On July 24, 2025, President Donald Trump signed an executive order to move those living in homeless encampments around the United States into treatment facilities with both mental health and substance use services (1).
This is my second post analyzing the executive order and how it is being implemented in Utah. I share facts about this new facility, as well as my personal experience, having lived outside for 13 months in 2006-2007 as a homeless person in Los Angeles, suffering from schizophrenia.
Why we need this facility
In order for this executive order to take effect and positively impact our communities, it is up to the individual states to act. One of the first states to come forward with a plan, perhaps even a radical plan, is Utah, building a facility to house 1,300 people in Salt Lake City near the airport. This includes separated services to those with mental illness, those addicted to substances, and people who do not suffer from mental illness or addiction, looking to rebuild their lives.
When considering the potential benefits of this facility, I remember how my mind was once devastated by schizophrenia, preventing me from working the easiest job, or accepting help from family and friends. I was not an “economically homeless” person who was struggling to pay bills or to find a new job. I was part of the “chronic homeless” population who cannot work due to mental illness that disrupts thinking, reasoning, and dependability. There were many people in my life who would have happily let me stay with them when I was homeless, but I was too paranoid of these people. This horrible period of time in my life lasted four years, including 13 months outside.
Finally, on March 3, 2007, I was picked up by police and taken against my will to a psychiatric hospital. Looking back, I question why it took so long to get me the help I needed to regain my health and rebuild my life. With antipsychotic medication, stable housing, and support, I returned to college, graduated with honors, and today I serve as president of the CURESZ Foundation.
I do not feel my homelessness was a crime. It was a bad decision, and a decision resulting from my unstable mind, from my untreated schizophrenia. I wish a social worker had approached me while I was living outside and offered me services, though I doubt I would have accepted them. But if that hadn’t happened, having the police involved (or having them involved earlier), forcing me off the streets and into a treatment facility would have been for the best. It could have saved me from possible rape, assault, and the terrible life I had “chosen,” living rough outside. We should not allow the chronically homeless to rot away on park benches and under bridges when medical help might enable them to integrate into the community.
Mandated care
I have heard it said that forcing the homeless into treatment facilities, sometimes with mandated medication, denies them their human rights. In my opinion, persons with schizophrenia deserve the same kind of treatment they would receive for other medical problems, such as a heart attack or a broken bone. But it is common for people with schizophrenia to have no awareness that they are ill (this is called anosognosia), which leads to bad choices such as refusing help. We do not ask our loved ones with dementia if they would like to take medication or not, or if they would like to be homeless or not, because their rational thinking is functionally impaired. So why do we ask those with schizophrenia?

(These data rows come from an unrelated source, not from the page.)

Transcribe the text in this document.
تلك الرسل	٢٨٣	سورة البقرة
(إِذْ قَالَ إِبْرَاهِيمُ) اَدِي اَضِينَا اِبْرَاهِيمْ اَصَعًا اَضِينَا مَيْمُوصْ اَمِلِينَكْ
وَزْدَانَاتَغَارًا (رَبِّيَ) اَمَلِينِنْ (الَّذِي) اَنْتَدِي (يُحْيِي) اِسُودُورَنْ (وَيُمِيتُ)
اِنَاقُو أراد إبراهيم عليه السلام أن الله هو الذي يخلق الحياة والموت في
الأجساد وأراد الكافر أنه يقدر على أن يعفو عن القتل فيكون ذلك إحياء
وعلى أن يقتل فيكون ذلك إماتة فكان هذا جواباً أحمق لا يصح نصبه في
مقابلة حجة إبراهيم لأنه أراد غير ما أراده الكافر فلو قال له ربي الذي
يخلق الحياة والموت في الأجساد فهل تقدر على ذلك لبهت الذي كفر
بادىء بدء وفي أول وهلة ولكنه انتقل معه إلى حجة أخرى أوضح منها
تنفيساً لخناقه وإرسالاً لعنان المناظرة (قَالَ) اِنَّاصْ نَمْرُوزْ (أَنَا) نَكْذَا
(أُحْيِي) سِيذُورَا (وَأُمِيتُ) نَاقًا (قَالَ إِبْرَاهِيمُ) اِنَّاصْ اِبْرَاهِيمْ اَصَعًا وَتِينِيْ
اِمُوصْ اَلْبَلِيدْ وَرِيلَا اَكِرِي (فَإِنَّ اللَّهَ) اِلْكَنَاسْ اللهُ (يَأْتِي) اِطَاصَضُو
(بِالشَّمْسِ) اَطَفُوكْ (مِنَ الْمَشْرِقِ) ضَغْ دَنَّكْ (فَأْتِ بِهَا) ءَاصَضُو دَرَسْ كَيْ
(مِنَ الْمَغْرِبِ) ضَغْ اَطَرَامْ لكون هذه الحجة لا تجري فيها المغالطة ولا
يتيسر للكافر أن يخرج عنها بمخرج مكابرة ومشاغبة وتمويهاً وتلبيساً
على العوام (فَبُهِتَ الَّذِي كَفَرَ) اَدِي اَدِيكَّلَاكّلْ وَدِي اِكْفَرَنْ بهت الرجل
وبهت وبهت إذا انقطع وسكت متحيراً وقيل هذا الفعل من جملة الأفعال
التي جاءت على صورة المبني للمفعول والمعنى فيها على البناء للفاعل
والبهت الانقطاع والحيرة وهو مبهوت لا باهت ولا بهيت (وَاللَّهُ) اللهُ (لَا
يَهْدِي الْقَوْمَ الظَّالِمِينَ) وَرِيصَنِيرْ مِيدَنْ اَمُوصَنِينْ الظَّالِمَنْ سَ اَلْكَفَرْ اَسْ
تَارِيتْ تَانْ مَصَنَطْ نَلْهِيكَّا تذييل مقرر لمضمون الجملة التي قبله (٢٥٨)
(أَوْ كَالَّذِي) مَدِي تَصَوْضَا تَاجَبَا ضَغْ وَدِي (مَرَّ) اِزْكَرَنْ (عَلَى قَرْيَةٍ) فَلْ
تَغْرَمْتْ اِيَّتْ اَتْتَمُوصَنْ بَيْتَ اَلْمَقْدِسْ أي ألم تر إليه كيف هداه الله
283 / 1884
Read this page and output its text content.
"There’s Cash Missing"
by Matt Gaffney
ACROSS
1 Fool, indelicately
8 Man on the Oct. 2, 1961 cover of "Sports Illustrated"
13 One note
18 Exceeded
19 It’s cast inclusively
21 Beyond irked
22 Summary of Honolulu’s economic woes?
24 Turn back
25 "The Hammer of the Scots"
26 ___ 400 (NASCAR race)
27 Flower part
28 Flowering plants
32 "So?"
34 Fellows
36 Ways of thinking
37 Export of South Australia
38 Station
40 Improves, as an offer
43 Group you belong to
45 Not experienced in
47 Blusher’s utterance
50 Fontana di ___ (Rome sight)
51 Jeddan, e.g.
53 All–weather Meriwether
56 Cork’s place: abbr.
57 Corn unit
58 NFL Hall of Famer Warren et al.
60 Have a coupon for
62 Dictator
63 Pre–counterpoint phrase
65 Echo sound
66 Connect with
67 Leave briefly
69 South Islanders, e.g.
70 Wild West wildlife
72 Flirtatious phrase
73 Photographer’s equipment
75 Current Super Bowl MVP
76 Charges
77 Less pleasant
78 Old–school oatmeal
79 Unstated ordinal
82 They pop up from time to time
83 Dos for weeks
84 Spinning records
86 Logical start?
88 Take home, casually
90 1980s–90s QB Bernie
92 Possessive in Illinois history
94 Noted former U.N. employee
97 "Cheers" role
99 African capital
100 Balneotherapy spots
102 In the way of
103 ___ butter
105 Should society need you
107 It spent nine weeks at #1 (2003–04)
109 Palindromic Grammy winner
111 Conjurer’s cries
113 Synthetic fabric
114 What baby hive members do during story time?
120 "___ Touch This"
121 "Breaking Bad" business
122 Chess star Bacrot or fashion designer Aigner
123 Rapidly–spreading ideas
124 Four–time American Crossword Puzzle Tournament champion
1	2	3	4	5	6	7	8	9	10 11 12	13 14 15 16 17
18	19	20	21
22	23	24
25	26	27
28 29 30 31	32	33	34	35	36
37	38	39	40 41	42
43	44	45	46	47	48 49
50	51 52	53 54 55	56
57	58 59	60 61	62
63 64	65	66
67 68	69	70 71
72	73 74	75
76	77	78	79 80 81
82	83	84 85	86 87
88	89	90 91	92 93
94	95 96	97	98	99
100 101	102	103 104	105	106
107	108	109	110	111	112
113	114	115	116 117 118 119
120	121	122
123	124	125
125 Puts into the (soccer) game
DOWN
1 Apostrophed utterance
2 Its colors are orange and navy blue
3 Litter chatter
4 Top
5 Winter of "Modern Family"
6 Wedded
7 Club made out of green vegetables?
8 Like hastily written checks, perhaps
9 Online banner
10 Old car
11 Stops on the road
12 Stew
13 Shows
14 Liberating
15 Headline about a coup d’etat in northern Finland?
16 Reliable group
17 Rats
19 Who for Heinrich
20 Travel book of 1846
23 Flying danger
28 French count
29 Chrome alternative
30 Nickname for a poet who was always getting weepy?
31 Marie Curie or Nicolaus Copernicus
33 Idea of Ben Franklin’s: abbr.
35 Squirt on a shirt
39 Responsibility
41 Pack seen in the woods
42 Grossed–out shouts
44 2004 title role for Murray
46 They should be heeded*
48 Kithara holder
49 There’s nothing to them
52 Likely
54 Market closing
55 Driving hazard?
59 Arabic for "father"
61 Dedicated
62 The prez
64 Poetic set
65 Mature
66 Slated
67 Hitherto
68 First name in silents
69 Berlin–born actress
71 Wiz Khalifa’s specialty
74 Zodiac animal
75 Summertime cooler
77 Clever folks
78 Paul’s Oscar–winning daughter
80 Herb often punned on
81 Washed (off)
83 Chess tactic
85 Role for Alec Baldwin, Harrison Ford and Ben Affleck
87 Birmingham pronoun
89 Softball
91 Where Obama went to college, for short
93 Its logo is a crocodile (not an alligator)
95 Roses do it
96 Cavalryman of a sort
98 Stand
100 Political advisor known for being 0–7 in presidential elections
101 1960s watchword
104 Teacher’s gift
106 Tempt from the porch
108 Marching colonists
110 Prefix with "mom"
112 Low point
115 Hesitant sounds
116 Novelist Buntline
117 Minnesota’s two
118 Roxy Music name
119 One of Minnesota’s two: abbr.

I hear reports of the homeless losing limbs from frostbite, while living outside in freezing weather. I imagine that these people wish that someone, even police, could have intervened and saved them from pain and disability.

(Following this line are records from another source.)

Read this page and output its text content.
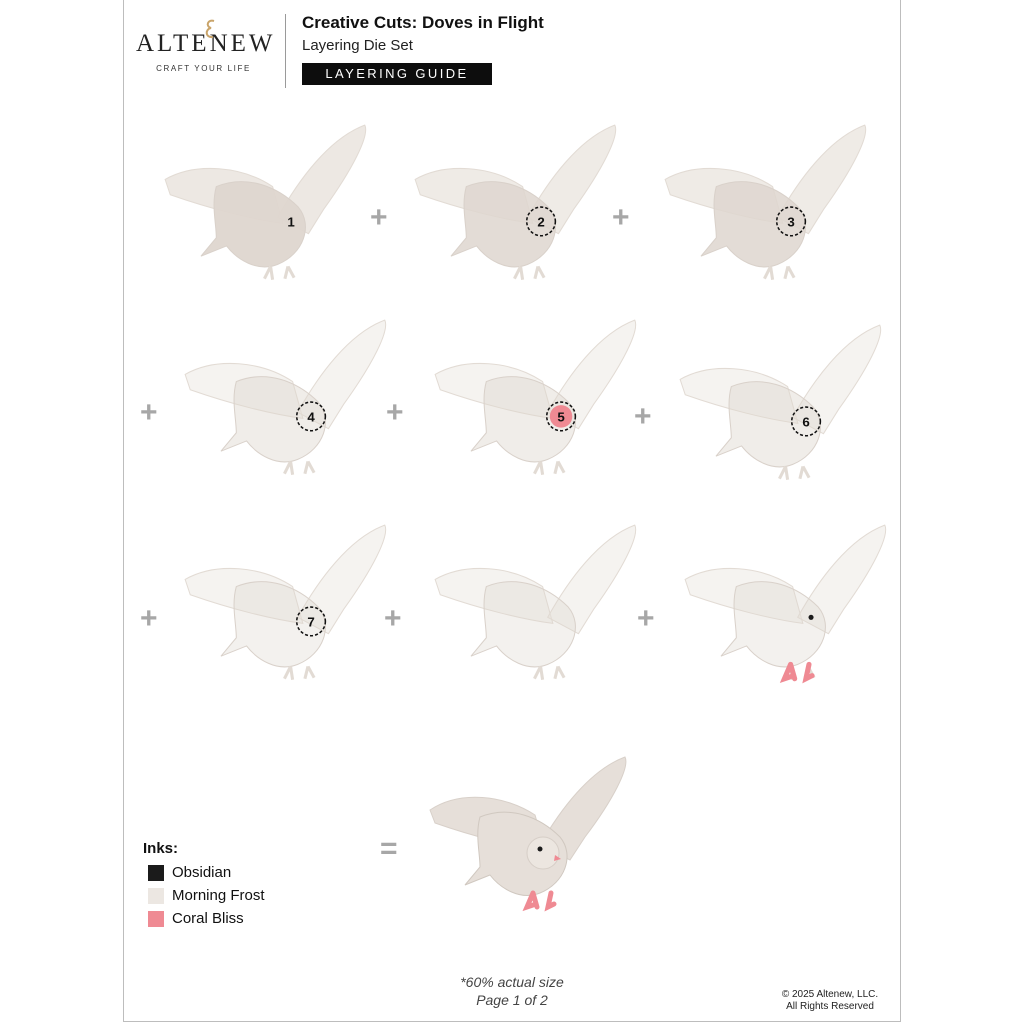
ALTENEW
CRAFT YOUR LIFE
Creative Cuts: Doves in Flight
Layering Die Set
LAYERING GUIDE
1	2	3
4	5	6
7
+	+
+	+	+
+	+	+
=
Inks:
Obsidian
Morning Frost
Coral Bliss
*60% actual size
Page 1 of 2	© 2025 Altenew, LLC.
All Rights Reserved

A facility offering compassion
I have expectations that this new facility in Utah can offer a high standard of care, enough staff to accommodate patients, and a facility that is clean and comfortable. It is imperative that they are accountable to the highest of standards with cleanliness, kindness, comfort for residents, and adequate staffing resources, for as long as they are open.
I also believe they can offer excellent care because we see it every day in other populations.
Children are not allowed to be homeless. If I should see a child sleeping outside underneath a bridge, or on a park bench, I would call the police without hesitation. I would be confident that the child would be taken to a facility where they would receive housing, food, clothing, education, medicine (if needed), and have all of their other needs met. This is what we do for our children and teenagers. I do not worry that they will be taken to a facility where food is scarce, with poor conditions and where they might be abused.
At the same time, the developmentally disabled in our country generally are not abused or neglected in group homes and facilities, and many live happy and fulfilled lives in the housing set up to give them their best chance at a good life.
Even as we firmly trust in our facilities that care for children and those with intellectual disabilities, we need to rebuild trust in new facilities to take care of those who cannot care for themselves and those who are unable to recognize that they are very ill due to substance abuse and mental illness. The homeless epidemic throughout our country indicates that what we have been doing is not working. There is need for another plan for those who have fallen through the cracks of the system, evidenced by their living rough outside. Many like myself have the potential to fully recover on the medications that they are refusing and not being mandated to try.
Psychiatry Essential Reads
It is my desire that this new facility in Utah will be able to offer the highest standard of care to the homeless who are ill and in desperate need of services. I do believe that they intend to try. Time will tell.